Geneva, 13 April 2016 – The report of the regional workshop held from 13–15 December 2015 in Marrakech, Morocco, is now available.

Northern Africa, Middle East and parts of Europe on the map

The regional workshop, hosted by the Kingdom of Morocco and convened by the Convention against Torture Initiative in partnership with Wilton Park brought together more than 70 participants. Bahrain, Egypt, Iran, Jordan, Kuwait, Lebanon, Libya, Mauritania, Morocco, Qatar, Saudi Arabia, State of Palestine, Tunisia and the United Arab Emirates were all represented, along with members of the CTI core group and the CTI’s Group of Friends.

The report outlines the major challenges facing countries in the region, as well as a broad range of recommended practices, drawn from the discussion, to help improve safeguards and treatment in police custody.

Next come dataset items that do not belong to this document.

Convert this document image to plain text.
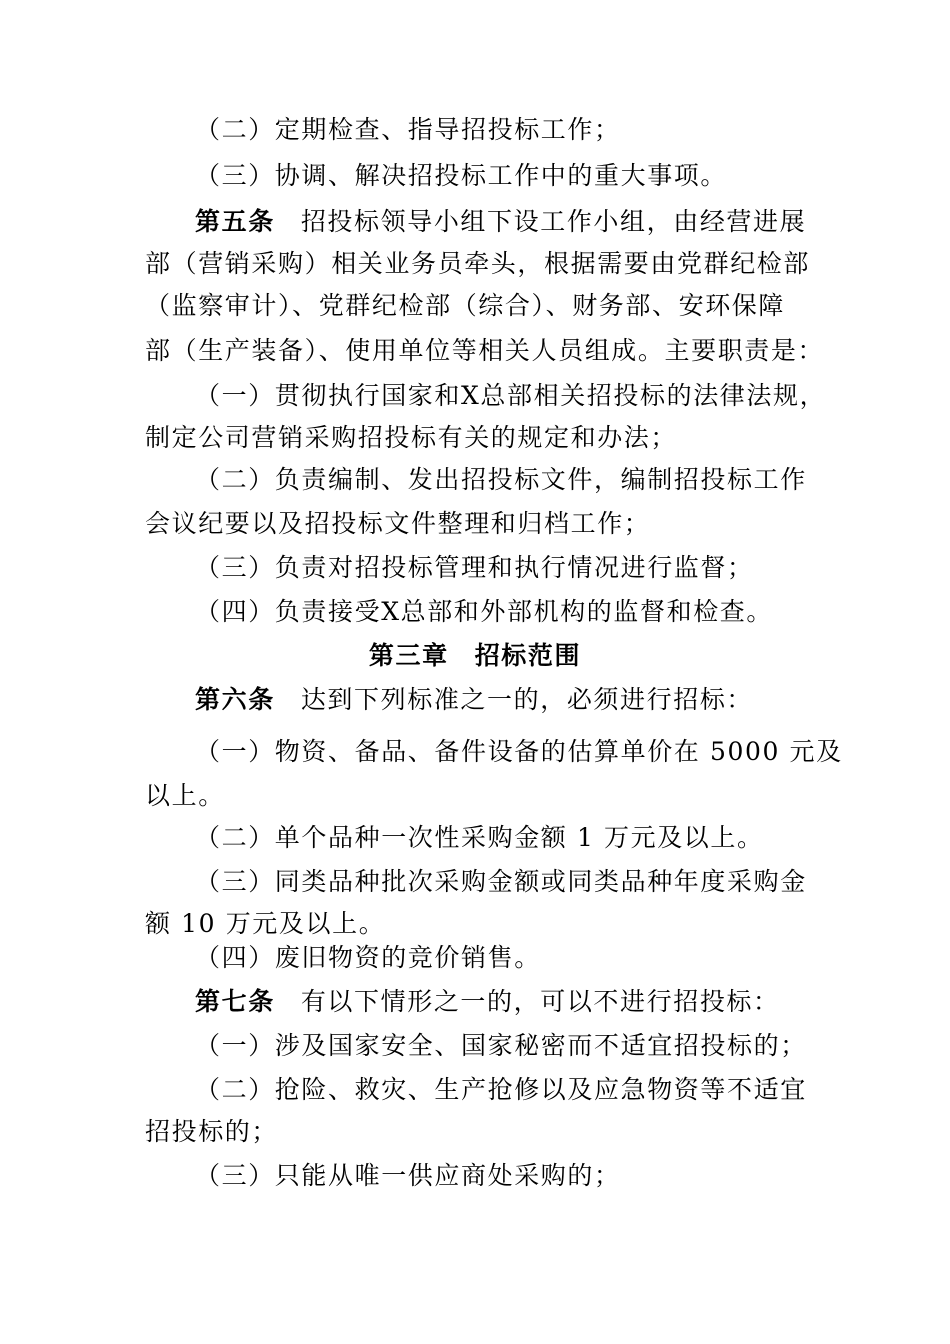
（二）定期检查、指导招投标工作；
（三）协调、解决招投标工作中的重大事项。
第五条 招投标领导小组下设工作小组，由经营进展
部（营销采购）相关业务员牵头，根据需要由党群纪检部
（监察审计）、党群纪检部（综合）、财务部、安环保障
部（生产装备）、使用单位等相关人员组成。主要职责是：
（一）贯彻执行国家和Ⅹ总部相关招投标的法律法规，
制定公司营销采购招投标有关的规定和办法；
（二）负责编制、发出招投标文件，编制招投标工作
会议纪要以及招投标文件整理和归档工作；
（三）负责对招投标管理和执行情况进行监督；
（四）负责接受Ⅹ总部和外部机构的监督和检查。
第三章 招标范围
第六条 达到下列标准之一的，必须进行招标：
（一）物资、备品、备件设备的估算单价在 5000 元及
以上。
（二）单个品种一次性采购金额 1 万元及以上。
（三）同类品种批次采购金额或同类品种年度采购金
额 10 万元及以上。
（四）废旧物资的竞价销售。
第七条 有以下情形之一的，可以不进行招投标：
（一）涉及国家安全、国家秘密而不适宜招投标的；
（二）抢险、救灾、生产抢修以及应急物资等不适宜
招投标的；
（三）只能从唯一供应商处采购的；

Noting that the risk of torture and other forms of ill-treatment is high in the first few hours in police custody, the meeting focused on advancing practical, realistic and country-specific strategies and safeguards against torture. Building a police culture that sees the police and law enforcement as part of the community rather than separate from it was considered fundamental to changing police attitudes, alongside rights education in schools, universities and through public awareness campaigns. Likewise recruitment and promotions policies need to be open and transparent, representing all segments of the community.

The existence of police practices that focus on obtaining ‘confessions’ above other criminal investigative techniques was highlighted as a particular challenge, yet one that could be overcome. A review of police custody arrangements and safeguards should be routine. Participants called for greater investment in training of law enforcement on, for example, professional skills in non-coercive interviewing methods, as well as in scientific and other technical aspects of criminal investigation. Technology was also observed as being able to play an important role in preventing torture, for example by ensuring that police interviews are recorded. Such simple changes to police interviewing practices not only protect the detainee against torture and ill-treatment, but equally protect law enforcement officers against false accusations.

As an issue across all regions, the CTI has made preventing torture in police custody a thematic priority in its 2016-17 Ratification and Implementation Strategy. Concretely, in later 2016, the CTI Secretariat will start to compile and disseminate training tools and other materials through this website.

The report is available in Arabic and English.